RESEARCHERS at Stanford University, US have developed a soft and stretchable battery that could be used to power wearable electronics. They claim it is one of the first demonstrations of an intrinsically stretchable lithium-ion battery.
Wearable electronics combine sensors and wireless communications to enable remote collection of information and more seamless interface between humans and technology. They can be used for purposes such as data collection, live monitoring and feedback, and communication. The emergence of wearable electronics which bring batteries in close contact with human skin has exacerbated the need for battery materials that are robust, highly ionically conductive, and stretchable.
The researchers developed a solid and stretchy polymer that can act as an electrolyte. Previously, polymer electrolytes have been in the form of flowable gels that are flammable and could leak. In their work the researchers also used the polymer as a stretchable electrode binder, which resulted in stretchable lithium-ion battery electrodes with a strain capability of more than 900%.

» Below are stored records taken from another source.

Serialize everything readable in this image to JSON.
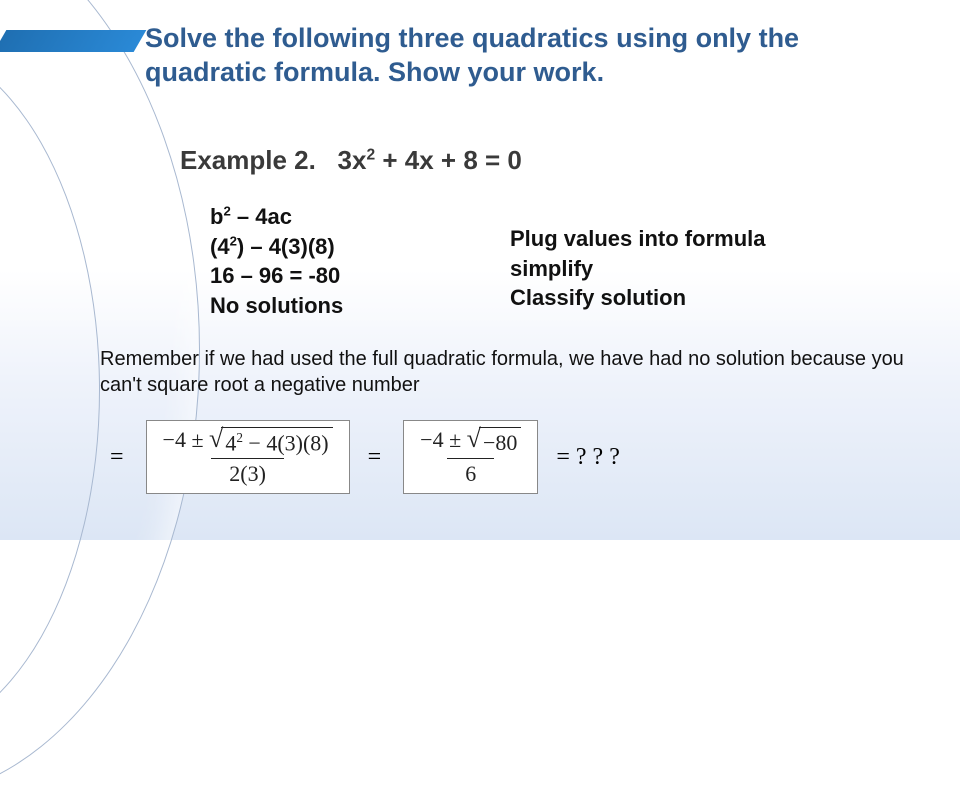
{
  "title": "Solve the following three quadratics using only the quadratic formula.  Show your work.",
  "example": {
    "label": "Example 2.",
    "equation_prefix": "3x",
    "equation_sup": "2",
    "equation_rest": " + 4x + 8 = 0"
  },
  "work": {
    "line1_pre": "b",
    "line1_sup": "2",
    "line1_rest": " – 4ac",
    "line2_pre": "(4",
    "line2_sup": "2",
    "line2_rest": ") – 4(3)(8)",
    "line3": "16 – 96 = -80",
    "line4": "No solutions"
  },
  "notes": {
    "line1": "Plug values into formula",
    "line2": "simplify",
    "line3": "Classify solution"
  },
  "remember": "Remember if we had used the full quadratic formula, we have had no solution because you can't square root a negative number",
  "formula": {
    "frac1_num_left": "−4 ± ",
    "frac1_radicand_pre": "4",
    "frac1_radicand_sup": "2",
    "frac1_radicand_rest": " − 4(3)(8)",
    "frac1_den": "2(3)",
    "frac2_num_left": "−4 ± ",
    "frac2_radicand": "−80",
    "frac2_den": "6",
    "result": "= ? ? ?"
  },
  "colors": {
    "title_color": "#2f5c90",
    "accent_bar": "#2a89d6",
    "bg_bottom": "#dce6f5"
  }
}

In lab tests, the stretchable battery maintained constant power even when it was squeezed, folded, or stretched. The batteries – typically with an active material area of 1 cm2 – had a capacity of 1.1 mAh/cm2 and could function even when stretched up to 70% strain. The capacity of the battery is high compared to most stretchable batteries and is similar to commercially-available flexible batteries. Additionally, it is not reduced significantly as compared to conventional electrode materials, which have capacity ranging from 2–4 mAh/cm2.
The battery is based on a supramolecular lithium-ion conductor (SLIC). The macromolecule contains a soft segment based on the ion-conducting polymer poly(propylene glycol)-poly(ethylene glycol)-poly(propylene glycol) (PPG-PEG-PPG). Hydrogen-bonding motifs in the backbone of the macromolecule interact with each other to impart high mechanical strength. When the material is stretched, the polymer can mechanically dissipate stress by breaking the reversible hydrogen bonds, while maintaining ion-transport pathways.
The polymer electrolyte has “unprecedented” toughness of 29.3 MJ/m3, which according to the study is at least three-fold higher than most robust electrolytes reported to date. Additionally, the researchers achieved high ionic conductivity (1.2×10–4 S/cm at 25°C). The ionic conductivity competes with those of the highest reported ionic conductivities and is “acceptable” for use in lithium ion battery applications.
Zhenan Bao, Professor of Chemical Engineering at Stanford, said: “Until now we haven’t had a power source that could stretch and bend the way our bodies do, so that we can design electronics that people can comfortably wear.”
According to David Mackanic, Graduate Research Fellow and lead author of the study, the group is now working to increase the battery’s energy density; build larger versions; and, in future, run experiments to demonstrate the battery’s performance outside of the lab.